50% of UK Adults Financially Vulnerable
Half of the UK population are ‘financially vulnerable’, according to a new survey by the Financial Conduct Authority (FCA), with one-in-six people unable to cope if there was to be a £50 monthly increase in their bills.
The FCA’s largest ever survey, found that 4.1 million people are already in serious financial difficulty, falling behind with their bills and credit card payments; with 25-34-year-olds being the most indebted.
The findings include:
- 50% of adults (25.6 million people) “display one or more characteristics that signal their potential vulnerability”.
- Just under 8 million are over-indebted.
- 4.5 million adults have been turned down for a financial product in the last two years.
- One in six (17%) would struggle if their monthly mortgage or rent increased by less than £50.
- 40% of the population have confidence in the UK financial services industry.
- About 12 million adults have received an unsolicited approach that may be a scam, and 100,000 have lost money.
The FCA defines over-indebted as having one or both of the following characteristics:
- Keeping up with domestic bills and credit commitments is a heavy burden.
- Payment for any credit commitments and/or any domestic bills have been missed in any three months or more of the last six.
With many in the City predicting an interest rate hike towards the end of the year, this leaves us worrying how people are going to cope. Especially as it comes at a time when householders are already struggling, as inflation outpaces pay increases.

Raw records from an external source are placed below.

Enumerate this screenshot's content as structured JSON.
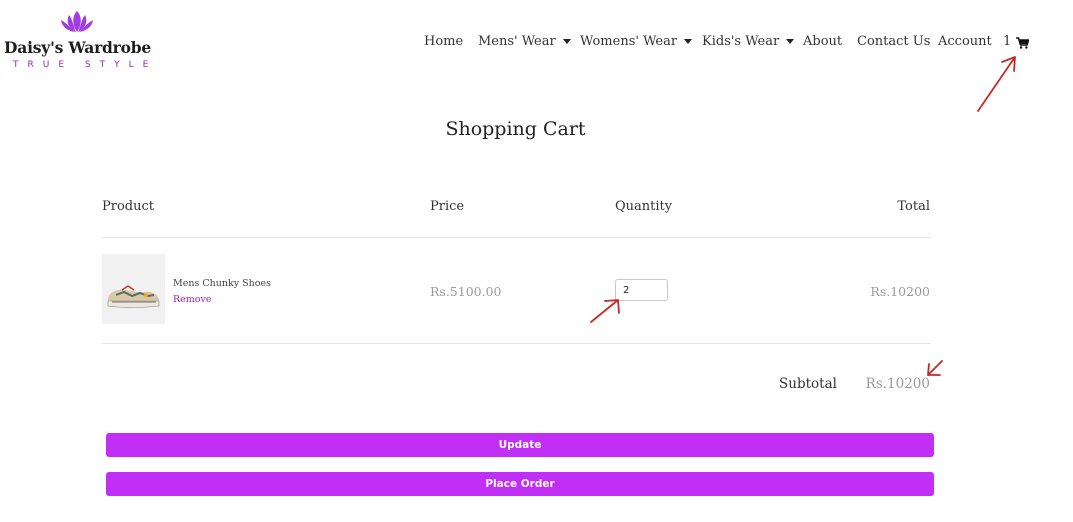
{
  "brand": {
    "name": "Daisy's Wardrobe",
    "tagline": "TRUE STYLE",
    "accent_color": "#c12ef6",
    "logo_color": "#a33ce0"
  },
  "nav": {
    "items": [
      {
        "label": "Home",
        "dropdown": false
      },
      {
        "label": "Mens' Wear",
        "dropdown": true
      },
      {
        "label": "Womens' Wear",
        "dropdown": true
      },
      {
        "label": "Kids's Wear",
        "dropdown": true
      },
      {
        "label": "About",
        "dropdown": false
      },
      {
        "label": "Contact Us",
        "dropdown": false
      },
      {
        "label": "Account",
        "dropdown": false
      }
    ],
    "cart_count": "1",
    "cart_icon": "shopping-cart-icon"
  },
  "page": {
    "title": "Shopping Cart"
  },
  "table": {
    "headers": {
      "product": "Product",
      "price": "Price",
      "quantity": "Quantity",
      "total": "Total"
    },
    "rows": [
      {
        "product_name": "Mens Chunky Shoes",
        "remove_label": "Remove",
        "price": "Rs.5100.00",
        "quantity": "2",
        "total": "Rs.10200"
      }
    ]
  },
  "summary": {
    "subtotal_label": "Subtotal",
    "subtotal_value": "Rs.10200"
  },
  "actions": {
    "update_label": "Update",
    "place_order_label": "Place Order"
  },
  "annotation_color": "#c62828"
}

Christopher Woolard, the FCA strategy and competition director, said: “We have talked a lot in the last couple of years about the question of financial vulnerability. This survey is the first comprehensive snapshot of the the size and scale of the issue.
“At any one point in time, 50% of the population have one or more characteristics of vulnerability. But that does not mean they will definitely suffer harm. The number who experience harm will be much lower.”
The survey, the largest tracking survey on consumers and finance in the UK, threw up a number of idiosyncracies. For example, those people who did not go to university are financially happier than those who did.
“People with no formal qualifications are more satisfied with their financial situation on average than people with qualifications. For example, 31% of those with no qualifications are highly satisfied, compared with 23% of those with a graduate or postgraduate degree,” said the report.